Illumio Core What's New and Release Notes 23.2

VEN

  • Unable to use Windows VEN set-proxy commands (E-103704)

    The Windows VEN did not allow the use of the set-proxy command and instead returned an error. This issue is resolved.

  • VEN Dashboard 403 Error with Scoped User (E-103570)

    Dashboard was not supported for scoped users. The isUserWithReducedScope() check for the Dashboard Icon in the Header Menu was not working. As a result, clicking on the Dashboard icon threw errors for scoped users. This issue is resolved.

  • Pairing Profile VEN version drop-down list is not in any discernable order (E-102162)

    The version list did not display in a discernible order. The UI was corrected, and the version list was put in numerical order. This issue is resolved.

  • Support CloudLinux for VEN (E-101473)

    This release of the VEN adds support for a new distribution of Linux. CloudLinux versions 6, 7, 8, and 9 are now supported.

  • VEN clone fails with "supported_ven_types outside of the schema" error (E-100717)

    There was an issue introduced in 22.5.0 where a clone would no longer re-activate successfully, and users saw an error message in the PCE event log. This issue is resolved with 22.5.10 and subsequent releases.

  • Improper certificate validation on macOS VEN (E-100532)

    Certificate validation was improperly performed on the macOS VEN, impacting traffic between the VEN and the PCE. This issue is resolved.

  • Frequent nftables tampering warnings (E-100010)

    On VENs using nftables 1.0.0 or later, tampering events occurred every 10 minutes, even though no actual tampering occurred. This was caused by a change in nftables 1.0.0. This issue is resolved. The VEN now responds correctly, no matter whether the nftables version is earlier or later than 1.0.0.

  • False nftables firewall tampering error (E-99516)

    In some cases, on operating systems using nftables, a false positive firewall tampering error is reported on enforced workloads with FQDN rules. This issue is resolved.

  • Unauthorized VENs are causing frequent events related to interface_statuses/update (E-98612)

    When a VEN is unpaired from the PCE, it is possible for the VEN to not receive the unpair message. This can happen, for example, if the host is down for an extended time. When the host comes back up, VEN requests to the PCE is rejected, and the PCE emits request.authentication_failed events. This issue is resolved. The VEN no longer makes frequent requests to the PCE after receiving consistent authentication errors.

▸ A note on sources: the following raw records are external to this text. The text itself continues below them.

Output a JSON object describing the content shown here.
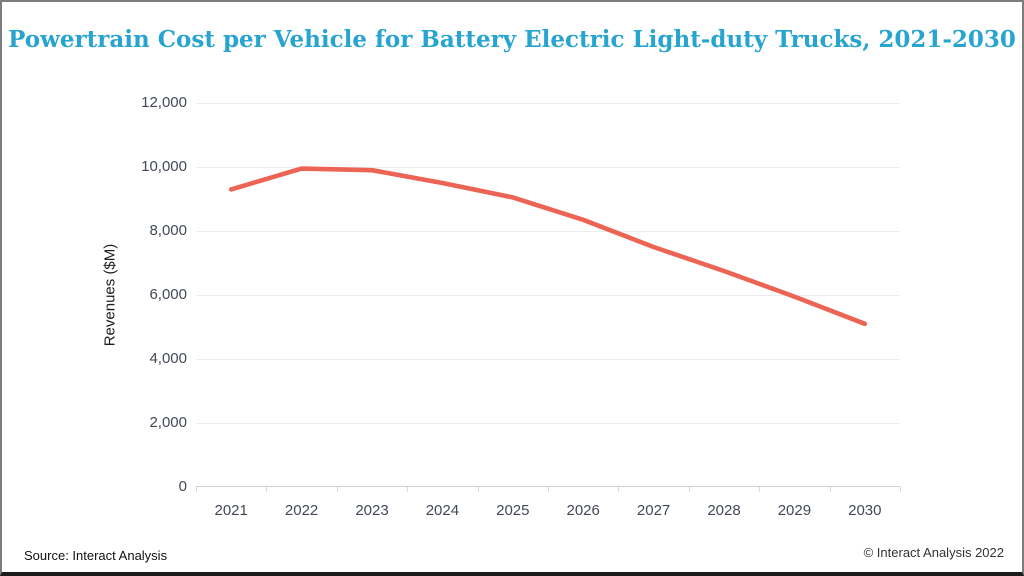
{
  "title": "Powertrain Cost per Vehicle for Battery Electric Light-duty Trucks, 2021-2030",
  "footer": {
    "source": "Source: Interact Analysis",
    "copyright": "© Interact Analysis 2022"
  },
  "colors": {
    "title": "#27a4cf",
    "line": "#ec6453",
    "grid": "#ececec",
    "axis_line": "#d2d2d2",
    "axis_text": "#424956"
  },
  "chart_data": {
    "type": "line",
    "title": "Powertrain Cost per Vehicle for Battery Electric Light-duty Trucks, 2021-2030",
    "categories": [
      "2021",
      "2022",
      "2023",
      "2024",
      "2025",
      "2026",
      "2027",
      "2028",
      "2029",
      "2030"
    ],
    "values": [
      9300,
      9950,
      9900,
      9500,
      9050,
      8350,
      7500,
      6750,
      5950,
      5100
    ],
    "xlabel": "",
    "ylabel": "Revenues ($M)",
    "ylim": [
      0,
      12000
    ],
    "ytick_step": 2000,
    "ytick_labels": [
      "0",
      "2,000",
      "4,000",
      "6,000",
      "8,000",
      "10,000",
      "12,000"
    ],
    "grid": "horizontal",
    "legend": "none",
    "line_color": "#ec6453"
  }
}
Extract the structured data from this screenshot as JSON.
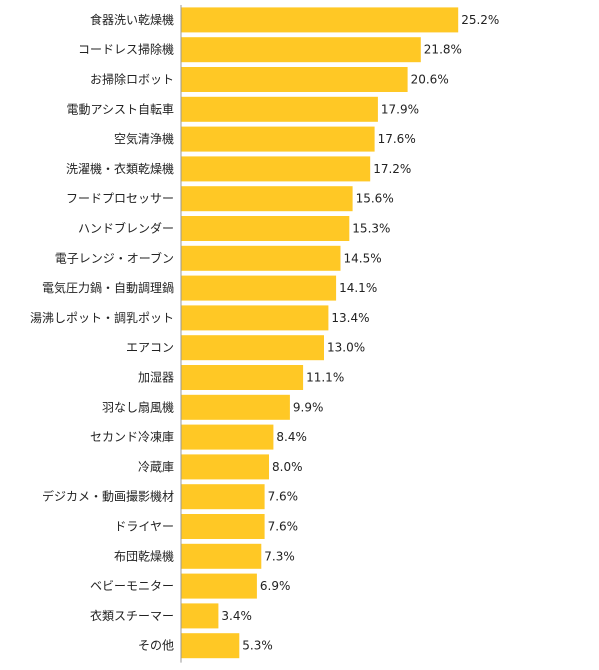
{
  "chart_data": {
    "type": "bar",
    "orientation": "horizontal",
    "categories": [
      "食器洗い乾燥機",
      "コードレス掃除機",
      "お掃除ロボット",
      "電動アシスト自転車",
      "空気清浄機",
      "洗濯機・衣類乾燥機",
      "フードプロセッサー",
      "ハンドブレンダー",
      "電子レンジ・オーブン",
      "電気圧力鍋・自動調理鍋",
      "湯沸しポット・調乳ポット",
      "エアコン",
      "加湿器",
      "羽なし扇風機",
      "セカンド冷凍庫",
      "冷蔵庫",
      "デジカメ・動画撮影機材",
      "ドライヤー",
      "布団乾燥機",
      "ベビーモニター",
      "衣類スチーマー",
      "その他"
    ],
    "values": [
      25.2,
      21.8,
      20.6,
      17.9,
      17.6,
      17.2,
      15.6,
      15.3,
      14.5,
      14.1,
      13.4,
      13.0,
      11.1,
      9.9,
      8.4,
      8.0,
      7.6,
      7.6,
      7.3,
      6.9,
      3.4,
      5.3
    ],
    "value_labels": [
      "25.2%",
      "21.8%",
      "20.6%",
      "17.9%",
      "17.6%",
      "17.2%",
      "15.6%",
      "15.3%",
      "14.5%",
      "14.1%",
      "13.4%",
      "13.0%",
      "11.1%",
      "9.9%",
      "8.4%",
      "8.0%",
      "7.6%",
      "7.6%",
      "7.3%",
      "6.9%",
      "3.4%",
      "5.3%"
    ],
    "xlim": [
      0,
      30
    ],
    "grid": false,
    "legend": "none",
    "bar_color": "#ffc825",
    "axis_color": "#999999"
  }
}
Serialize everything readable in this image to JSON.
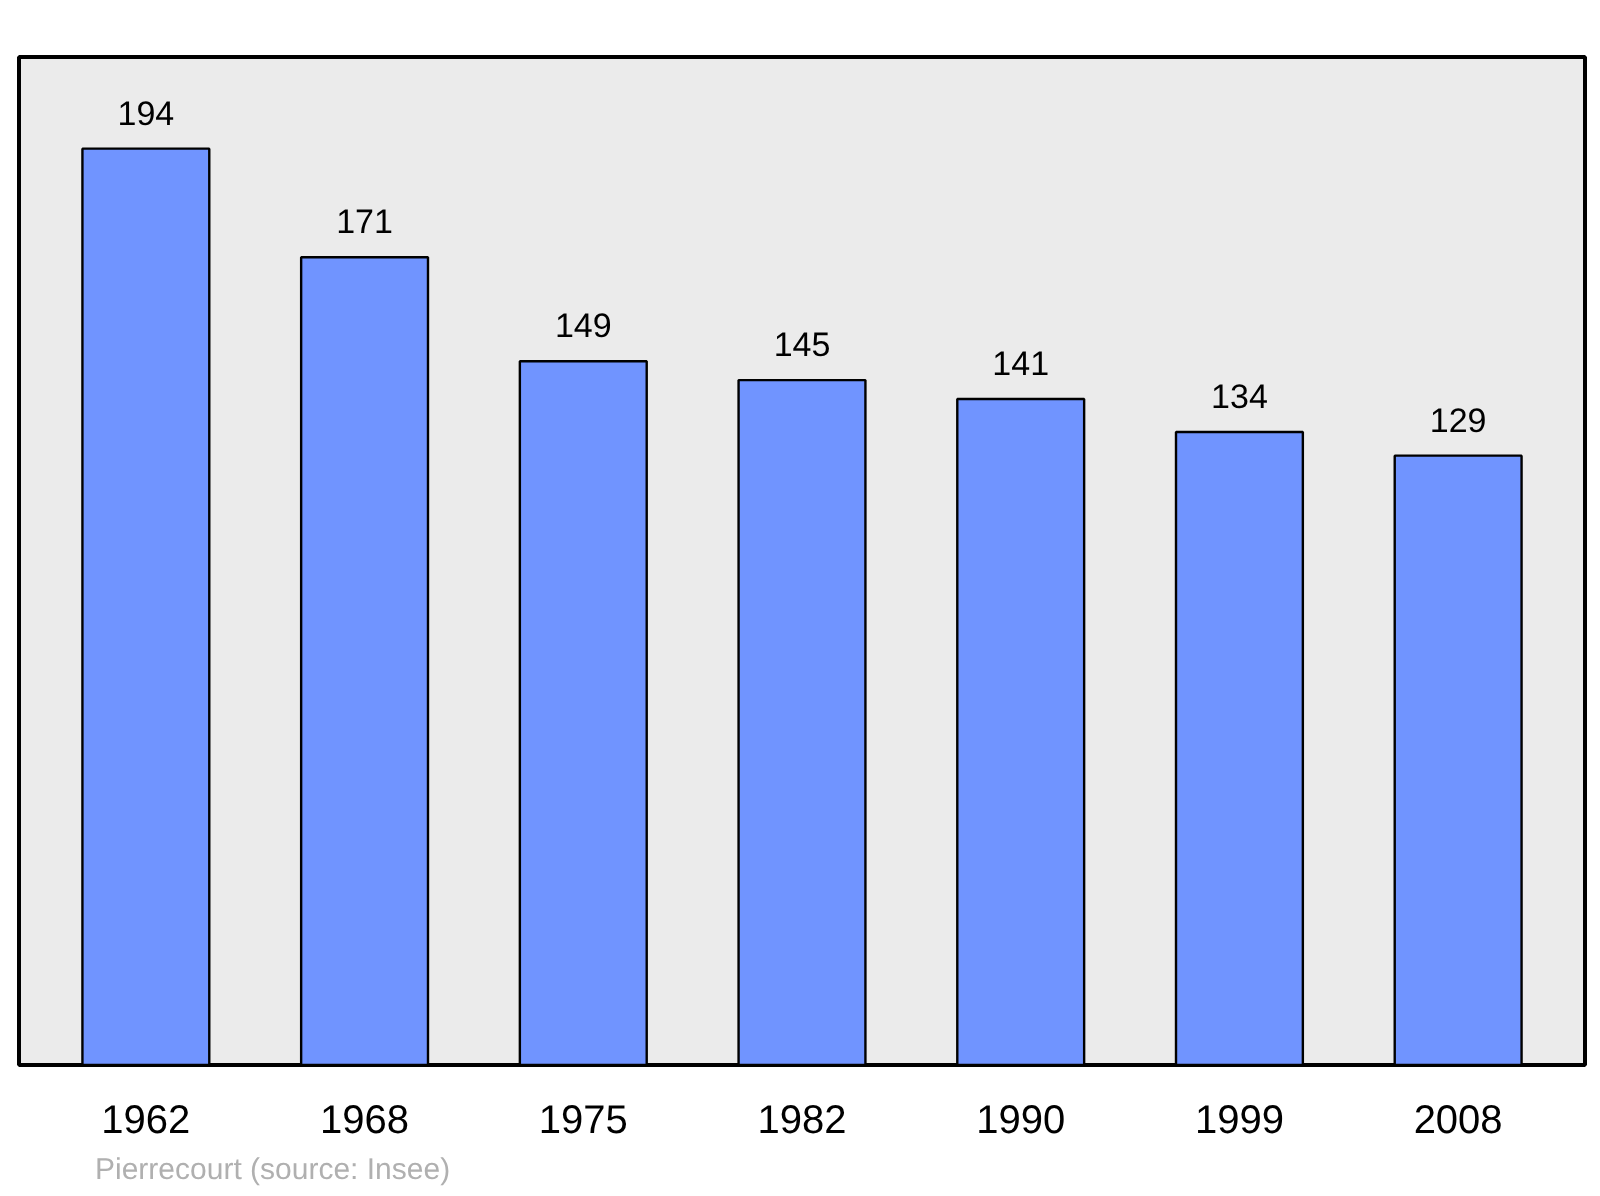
{
  "chart_data": {
    "type": "bar",
    "categories": [
      "1962",
      "1968",
      "1975",
      "1982",
      "1990",
      "1999",
      "2008"
    ],
    "values": [
      194,
      171,
      149,
      145,
      141,
      134,
      129
    ],
    "color": "#7094ff",
    "data_labels": true,
    "grid": false,
    "annotations": [
      "Pierrecourt    (source: Insee)"
    ]
  }
}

  • Solaris 11.4 VEN tampering events with ipf.rules.v6.normalized (E-96378)

    When firewall tampering was detected, the following warnings were in platform.log.

    WARNING:: normalize_rules: File /opt/illumio_ven_data/etc/firewall
/workload/XXXXXXXX-XXXX-XXXX-XXXX-XXXXXXXXXXXX/current/ipf.rules.v6 
does not exist Error 0. 
log/platform.log-2022-09-15T10:15:02.806-05:00 
WARNING:: normalize_firewall_state: Failed to persist normalized 
firewall state to /opt/illumio_ven_data/etc/firewall/workload/
XXXXXXXX-XXXX-XXXX-XXXX-XXXXXXXXXXXX/tampered/ipf.rules.v6.normalized.

    This issue is resolved.

  • Solaris 11.4 Cannot Allocate Memory errors (E-93290)

    The VEN failed to remove the old policy in some cases after applying a new policy. The accumulation of the old policy led to additional memory consumption in pf and eventually pf ran out of memory. The new version of the VEN corrects this issue by removing the old policy after applying a new policy.